Strike Back U. teaches us to have a thick skin. If you are so lucky to join the exclusive club of writers who've had a movie made (an odds-defying feat in itself), you will soon realize how everyone who isn't in… wishes they were. You entertain millions of people, and uplift and enlighten with your work. Don't let any critic kill your spirit. Don't empower ignorance and jealousy.
No criticism can stop you from achieving your goals…
and no critic knows the whole story.
INTRODUCTION TO PARTNERS
There is no “I” in team, and writing partnerships prove it.
The pros and cons of being a pair — or trio — are spelled out in this elective detailing one of the most rewarding relationships in the film business.
On the plus side, a partner — or partners — takes half or more of the workload off your shoulders. He or she is right there with you in meetings, someone to complain to when business is bad, and your best bud to celebrate with when the going is good.
On the downside, you are partners, which means you split all monies and residual payments (the difference between “and” and “&” on any writing credit can mean millions of dollars). And if you disagree, or if you suddenly can't stand to look at this person, you're stuck.
Rules for finding and maintaining partnerships include:
► Aim high. Find someone who is a better writer than you are, or has skills you don't have. If you're a whiz at structure, work with the person who's great with character or dialogue.
► Have similar goals. It's a terrible surprise to learn your partner harbors a secret urge to direct and has been using this relationship to further that desire, so find out early.
► No quibbling. Lame is the partnership where progress is stalled because one of you stands on a line, nuance, character, or scene. Discuss, yes. Argue, sure. Shout, of course. But settle it. And move on.
In the day-to-day operation of your partnership it's good to
have office hours, set times where you go to work, have lunch, and agree to stop. The best partnerships aren't personal; rare is the team that also socializes after hours. We are friendly, not familiar.
And when it comes to techniques for actually writing:
► Over the shoulder. Literally you work in the same room, taking turns as each of you takes a whack at the scene, writing over the other, one after the next, reading aloud till satisfied.
► Draft swap. You take the first pass, write it all the way into rough draft, and hand it off to your partner. He takes the next whack at it, until you are ready to polish together.

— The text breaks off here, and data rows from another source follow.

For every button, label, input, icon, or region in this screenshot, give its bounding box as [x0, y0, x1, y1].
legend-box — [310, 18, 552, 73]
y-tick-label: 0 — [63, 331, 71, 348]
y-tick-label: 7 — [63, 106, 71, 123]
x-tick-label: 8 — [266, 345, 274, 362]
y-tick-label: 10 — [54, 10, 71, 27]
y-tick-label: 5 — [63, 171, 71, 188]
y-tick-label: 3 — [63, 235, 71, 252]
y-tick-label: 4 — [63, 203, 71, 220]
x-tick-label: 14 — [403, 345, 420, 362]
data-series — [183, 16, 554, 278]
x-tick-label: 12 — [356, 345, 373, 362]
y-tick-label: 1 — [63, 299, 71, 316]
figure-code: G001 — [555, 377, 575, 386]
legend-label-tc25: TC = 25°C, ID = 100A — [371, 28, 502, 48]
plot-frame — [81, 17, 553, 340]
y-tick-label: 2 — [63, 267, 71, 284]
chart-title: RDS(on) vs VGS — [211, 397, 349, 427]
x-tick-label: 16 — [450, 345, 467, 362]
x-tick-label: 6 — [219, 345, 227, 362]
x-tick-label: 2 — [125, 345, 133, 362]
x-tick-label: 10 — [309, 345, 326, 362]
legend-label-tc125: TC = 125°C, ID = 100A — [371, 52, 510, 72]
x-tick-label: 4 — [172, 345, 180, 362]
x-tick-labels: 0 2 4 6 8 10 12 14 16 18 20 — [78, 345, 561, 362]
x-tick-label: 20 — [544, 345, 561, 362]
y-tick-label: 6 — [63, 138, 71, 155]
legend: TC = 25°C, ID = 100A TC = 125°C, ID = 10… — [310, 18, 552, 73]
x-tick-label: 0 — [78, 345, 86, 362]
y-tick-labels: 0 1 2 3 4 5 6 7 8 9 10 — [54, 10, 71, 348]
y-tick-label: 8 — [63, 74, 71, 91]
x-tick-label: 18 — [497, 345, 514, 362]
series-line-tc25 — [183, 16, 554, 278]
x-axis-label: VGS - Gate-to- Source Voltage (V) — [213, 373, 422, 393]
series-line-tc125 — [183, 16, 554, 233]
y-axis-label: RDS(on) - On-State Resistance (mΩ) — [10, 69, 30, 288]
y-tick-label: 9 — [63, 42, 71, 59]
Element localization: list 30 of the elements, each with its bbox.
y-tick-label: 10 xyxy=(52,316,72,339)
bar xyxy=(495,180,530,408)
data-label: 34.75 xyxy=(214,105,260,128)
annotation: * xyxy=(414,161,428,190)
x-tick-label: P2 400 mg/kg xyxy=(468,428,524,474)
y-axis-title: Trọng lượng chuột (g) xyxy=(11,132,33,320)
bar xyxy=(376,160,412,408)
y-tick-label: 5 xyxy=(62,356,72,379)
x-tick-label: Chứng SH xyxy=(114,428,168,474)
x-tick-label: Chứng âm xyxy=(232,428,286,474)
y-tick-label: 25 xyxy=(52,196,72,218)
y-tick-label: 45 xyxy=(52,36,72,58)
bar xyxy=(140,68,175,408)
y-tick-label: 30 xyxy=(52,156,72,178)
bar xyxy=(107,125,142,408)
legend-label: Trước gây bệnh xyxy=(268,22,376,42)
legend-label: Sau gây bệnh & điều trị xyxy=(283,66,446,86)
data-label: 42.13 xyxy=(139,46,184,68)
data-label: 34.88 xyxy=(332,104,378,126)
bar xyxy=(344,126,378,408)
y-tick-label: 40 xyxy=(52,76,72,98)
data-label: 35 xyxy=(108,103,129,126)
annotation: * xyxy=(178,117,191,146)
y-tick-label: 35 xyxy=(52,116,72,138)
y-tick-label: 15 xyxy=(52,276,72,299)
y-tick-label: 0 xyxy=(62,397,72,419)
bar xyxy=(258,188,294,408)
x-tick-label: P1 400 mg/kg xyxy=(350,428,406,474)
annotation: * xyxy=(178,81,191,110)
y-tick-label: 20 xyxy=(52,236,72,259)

► Long Distance. Technology allows partners to write together and not be in the same room. There is even software (Zhura) that facilitates you both being able to see the page as you take turns writing, while you talk (or don't) via the usual means.
The best meeting etiquette is to remember there is no “I” in team. The most successful partnerships think “we” not “I,” and the best ones soon forget who wrote what — and really don't care. You must respect your partner, and vice versa. And like any good relationship, you will get sick of each other at times — but mostly you both enjoy the process.
Breaking up is hard to do. And one of the downsides of partnership is not knowing who did what. Now each of you has an agent, and a stack of scripts with both your names on them, that neither writer can fairly use as samples of his work. Some great partnerships that went south include the husband and wife team of Nancy Meyers and Charles Shyer, with each going on to individual success, but with the community wondering, really, who was doing what all along? And some of the greatest partnerships, such as Billy Wilder — who worked with I.A.L. Diamond, Raymond Chandler, and Charles Brackett — were about a director working with a writer to create something for him to direct and produce. The Coen brothers and the Wachowskis each work this way.